Wereldvreemd

Het was zomer, ik was veertien en lag in het ziekenhuis. Op een zaal met zeven volwassen mannen als gezelschap. Mijn bed stond vanaf de ingang van de zaal gezien achteraan links, bij de openslaande deuren naar het balkon. Het balkon liep buiten als een galerij door, langs de andere zalen die op onze verdieping aan dezelfde kant van de gang gelegen waren. Het ziekenhuis was in carrévorm gebouwd, met een fraaie, goed onderhouden tuin in het midden. Patiënten die voldoende hersteld waren konden daarin wandelen, patiënten die bedlegerig waren, zoals ik, werden bij mooi weer met bed en al het balkon op gereden om te profiteren van de gezonde atmosfeer buiten. Het was die zomer iedere dag mooi weer. Tegenwoordig hebben ziekenhuizen geen tuin meer, want dat is duur en onnodig. We zijn als land en als individuen vele malen rijker dan toen, maar alle voorzieningen die toen normaal waren zijn nu onbetaalbaar. De enige keer dat ik in het recente verleden nog beelden van een ziekenhuis met een tuin heb gezien, was in het NOS-journaal toen Prins Claus zich tegen het einde van zijn leven in een ouderwets Duits ziekenhuis liet opnemen. Gelijk had hij. In Nederland zijn alle ziekenhuizen met een tuin verdrongen door torenhoge fusiekolossen die nog net niet op een industrieterrein gesitueerd zijn. Die gezondheidsfabrieken hebben weliswaar ramen, maar die kunnen niet open. Men wordt er behandeld met chemicaliën en zorgvuldig afgeschermd van zonlicht of frisse lucht.

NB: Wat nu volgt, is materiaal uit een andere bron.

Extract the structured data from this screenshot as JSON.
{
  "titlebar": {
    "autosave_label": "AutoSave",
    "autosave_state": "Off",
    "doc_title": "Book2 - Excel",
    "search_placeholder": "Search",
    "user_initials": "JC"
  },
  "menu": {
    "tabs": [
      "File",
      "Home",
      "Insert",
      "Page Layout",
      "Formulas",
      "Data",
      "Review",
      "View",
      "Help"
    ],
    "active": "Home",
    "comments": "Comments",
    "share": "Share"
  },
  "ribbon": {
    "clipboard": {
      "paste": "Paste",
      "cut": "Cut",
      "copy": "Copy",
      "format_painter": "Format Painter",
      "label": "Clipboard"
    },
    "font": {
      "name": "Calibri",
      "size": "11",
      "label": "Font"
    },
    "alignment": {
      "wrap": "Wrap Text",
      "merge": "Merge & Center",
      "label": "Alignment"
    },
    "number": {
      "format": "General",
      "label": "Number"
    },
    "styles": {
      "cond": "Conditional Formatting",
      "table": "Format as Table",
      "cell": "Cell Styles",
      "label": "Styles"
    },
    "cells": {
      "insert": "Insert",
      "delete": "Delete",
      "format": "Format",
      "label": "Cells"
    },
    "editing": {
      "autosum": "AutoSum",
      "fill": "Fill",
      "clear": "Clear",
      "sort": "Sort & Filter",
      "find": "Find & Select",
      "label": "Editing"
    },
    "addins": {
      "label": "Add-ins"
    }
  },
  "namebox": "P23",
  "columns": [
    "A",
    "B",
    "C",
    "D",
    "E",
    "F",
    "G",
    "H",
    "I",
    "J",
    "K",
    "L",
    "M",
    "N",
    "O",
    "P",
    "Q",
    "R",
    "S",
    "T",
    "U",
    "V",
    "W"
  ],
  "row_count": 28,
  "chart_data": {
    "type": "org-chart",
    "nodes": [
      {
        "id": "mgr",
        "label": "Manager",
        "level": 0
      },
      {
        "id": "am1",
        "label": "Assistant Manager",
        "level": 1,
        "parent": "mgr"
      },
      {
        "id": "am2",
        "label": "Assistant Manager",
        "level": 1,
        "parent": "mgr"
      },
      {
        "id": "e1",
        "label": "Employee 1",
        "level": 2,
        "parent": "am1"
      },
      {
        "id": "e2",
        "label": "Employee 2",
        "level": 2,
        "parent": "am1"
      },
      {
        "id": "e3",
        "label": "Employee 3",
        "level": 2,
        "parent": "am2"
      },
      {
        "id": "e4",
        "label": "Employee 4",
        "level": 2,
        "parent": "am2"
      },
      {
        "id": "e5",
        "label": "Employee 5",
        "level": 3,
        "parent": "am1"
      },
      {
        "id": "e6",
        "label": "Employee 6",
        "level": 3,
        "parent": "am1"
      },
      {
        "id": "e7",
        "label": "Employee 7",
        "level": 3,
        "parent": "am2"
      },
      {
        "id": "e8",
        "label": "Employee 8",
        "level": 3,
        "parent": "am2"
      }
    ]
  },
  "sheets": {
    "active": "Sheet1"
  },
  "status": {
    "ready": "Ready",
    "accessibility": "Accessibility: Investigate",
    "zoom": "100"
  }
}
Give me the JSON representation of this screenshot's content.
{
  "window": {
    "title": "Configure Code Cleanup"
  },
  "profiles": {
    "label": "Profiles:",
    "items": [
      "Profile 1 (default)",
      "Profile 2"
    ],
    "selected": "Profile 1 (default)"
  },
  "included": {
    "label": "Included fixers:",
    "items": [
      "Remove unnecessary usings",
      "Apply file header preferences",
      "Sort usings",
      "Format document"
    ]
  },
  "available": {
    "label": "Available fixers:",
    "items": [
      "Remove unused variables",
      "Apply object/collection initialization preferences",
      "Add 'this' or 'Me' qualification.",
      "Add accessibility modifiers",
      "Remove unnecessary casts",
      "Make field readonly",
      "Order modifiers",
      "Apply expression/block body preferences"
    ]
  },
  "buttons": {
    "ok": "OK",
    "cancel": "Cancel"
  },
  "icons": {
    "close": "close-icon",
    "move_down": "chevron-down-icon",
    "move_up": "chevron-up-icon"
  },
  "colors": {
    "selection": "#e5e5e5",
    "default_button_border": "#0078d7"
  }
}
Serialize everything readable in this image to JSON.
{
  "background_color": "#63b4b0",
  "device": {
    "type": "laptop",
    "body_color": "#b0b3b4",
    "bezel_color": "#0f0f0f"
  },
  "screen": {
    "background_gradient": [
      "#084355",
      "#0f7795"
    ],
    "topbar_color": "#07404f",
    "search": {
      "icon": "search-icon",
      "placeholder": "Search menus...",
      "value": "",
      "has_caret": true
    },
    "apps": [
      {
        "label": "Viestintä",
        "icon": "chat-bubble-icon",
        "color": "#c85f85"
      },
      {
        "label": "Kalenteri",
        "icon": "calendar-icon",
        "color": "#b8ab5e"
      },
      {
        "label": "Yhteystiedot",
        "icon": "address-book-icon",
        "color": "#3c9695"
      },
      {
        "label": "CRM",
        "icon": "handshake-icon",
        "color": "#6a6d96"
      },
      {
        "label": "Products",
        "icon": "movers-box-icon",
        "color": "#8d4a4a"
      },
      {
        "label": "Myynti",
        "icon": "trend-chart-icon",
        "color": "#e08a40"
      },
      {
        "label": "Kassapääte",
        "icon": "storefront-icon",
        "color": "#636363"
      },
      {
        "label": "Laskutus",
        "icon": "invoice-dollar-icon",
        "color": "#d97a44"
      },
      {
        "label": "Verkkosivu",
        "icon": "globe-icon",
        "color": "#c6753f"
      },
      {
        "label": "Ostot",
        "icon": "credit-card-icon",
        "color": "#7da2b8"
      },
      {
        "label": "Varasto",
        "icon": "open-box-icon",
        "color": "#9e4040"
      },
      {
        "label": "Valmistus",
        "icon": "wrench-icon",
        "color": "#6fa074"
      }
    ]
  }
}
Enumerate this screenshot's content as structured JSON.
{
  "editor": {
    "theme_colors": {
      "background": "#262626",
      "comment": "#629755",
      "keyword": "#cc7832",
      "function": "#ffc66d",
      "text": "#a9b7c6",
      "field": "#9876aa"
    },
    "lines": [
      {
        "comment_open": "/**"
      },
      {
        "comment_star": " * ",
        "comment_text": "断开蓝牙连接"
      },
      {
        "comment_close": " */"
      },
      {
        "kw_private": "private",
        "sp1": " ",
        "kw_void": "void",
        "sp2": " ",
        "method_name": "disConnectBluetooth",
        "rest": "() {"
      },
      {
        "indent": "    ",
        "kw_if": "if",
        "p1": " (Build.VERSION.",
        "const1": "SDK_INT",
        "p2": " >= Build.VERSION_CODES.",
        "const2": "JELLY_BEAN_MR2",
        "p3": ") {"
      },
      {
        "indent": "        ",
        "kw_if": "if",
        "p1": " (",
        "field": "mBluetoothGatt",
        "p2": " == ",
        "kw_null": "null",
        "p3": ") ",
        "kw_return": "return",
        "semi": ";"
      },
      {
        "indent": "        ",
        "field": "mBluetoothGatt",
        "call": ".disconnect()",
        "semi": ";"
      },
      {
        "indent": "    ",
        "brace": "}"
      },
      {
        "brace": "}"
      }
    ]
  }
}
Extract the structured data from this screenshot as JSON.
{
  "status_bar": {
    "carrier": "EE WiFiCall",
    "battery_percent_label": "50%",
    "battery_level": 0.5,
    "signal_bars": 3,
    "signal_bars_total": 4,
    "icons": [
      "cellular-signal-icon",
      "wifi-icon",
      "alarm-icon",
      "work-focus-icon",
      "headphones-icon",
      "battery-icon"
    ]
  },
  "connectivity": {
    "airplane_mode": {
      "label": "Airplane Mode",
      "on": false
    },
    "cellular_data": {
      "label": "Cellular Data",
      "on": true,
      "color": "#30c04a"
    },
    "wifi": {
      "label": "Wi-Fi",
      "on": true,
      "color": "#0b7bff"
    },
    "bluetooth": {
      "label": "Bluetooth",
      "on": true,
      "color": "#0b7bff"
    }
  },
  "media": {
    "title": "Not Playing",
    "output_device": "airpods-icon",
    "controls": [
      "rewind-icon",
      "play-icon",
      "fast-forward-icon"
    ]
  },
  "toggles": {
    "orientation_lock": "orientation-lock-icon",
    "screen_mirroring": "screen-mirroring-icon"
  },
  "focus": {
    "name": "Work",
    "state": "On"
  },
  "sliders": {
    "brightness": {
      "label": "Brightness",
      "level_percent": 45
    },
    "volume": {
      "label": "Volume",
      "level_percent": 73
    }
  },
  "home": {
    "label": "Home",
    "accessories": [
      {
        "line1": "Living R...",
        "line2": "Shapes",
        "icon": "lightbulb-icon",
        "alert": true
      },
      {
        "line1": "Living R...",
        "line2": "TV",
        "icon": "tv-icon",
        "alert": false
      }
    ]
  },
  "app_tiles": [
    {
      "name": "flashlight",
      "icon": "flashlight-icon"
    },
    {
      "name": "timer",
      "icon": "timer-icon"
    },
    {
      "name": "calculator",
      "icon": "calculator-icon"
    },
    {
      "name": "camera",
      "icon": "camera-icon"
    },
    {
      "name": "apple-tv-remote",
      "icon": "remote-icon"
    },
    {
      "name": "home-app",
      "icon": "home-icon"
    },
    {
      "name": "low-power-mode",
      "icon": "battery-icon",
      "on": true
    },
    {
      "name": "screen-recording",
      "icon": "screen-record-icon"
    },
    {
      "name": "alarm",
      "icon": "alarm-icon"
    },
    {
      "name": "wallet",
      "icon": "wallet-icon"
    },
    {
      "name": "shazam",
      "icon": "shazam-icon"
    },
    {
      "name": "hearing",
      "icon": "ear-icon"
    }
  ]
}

Tegenover mij lag meneer Heuvelman. Hij had een winkel met goedkope meubels in een achterafstraat in het centrum van de stad, hoestte chronisch en gaf daarbij bloed op. Hij was geopereerd en had longkanker en mijn volwassen bezoek fluisterde onder elkaar dat hij dat zelf niet wilde weten en dat zijn meubels trouwens ook niet deugden. Niettemin herinner ik mij hem als aangenaam gezelschap: een opgewekte, spraakzame man die veel aan de sfeer op zaal bijdroeg. Achteraf hoorde ik dat hij na die zomer niet lang meer heeft geleefd.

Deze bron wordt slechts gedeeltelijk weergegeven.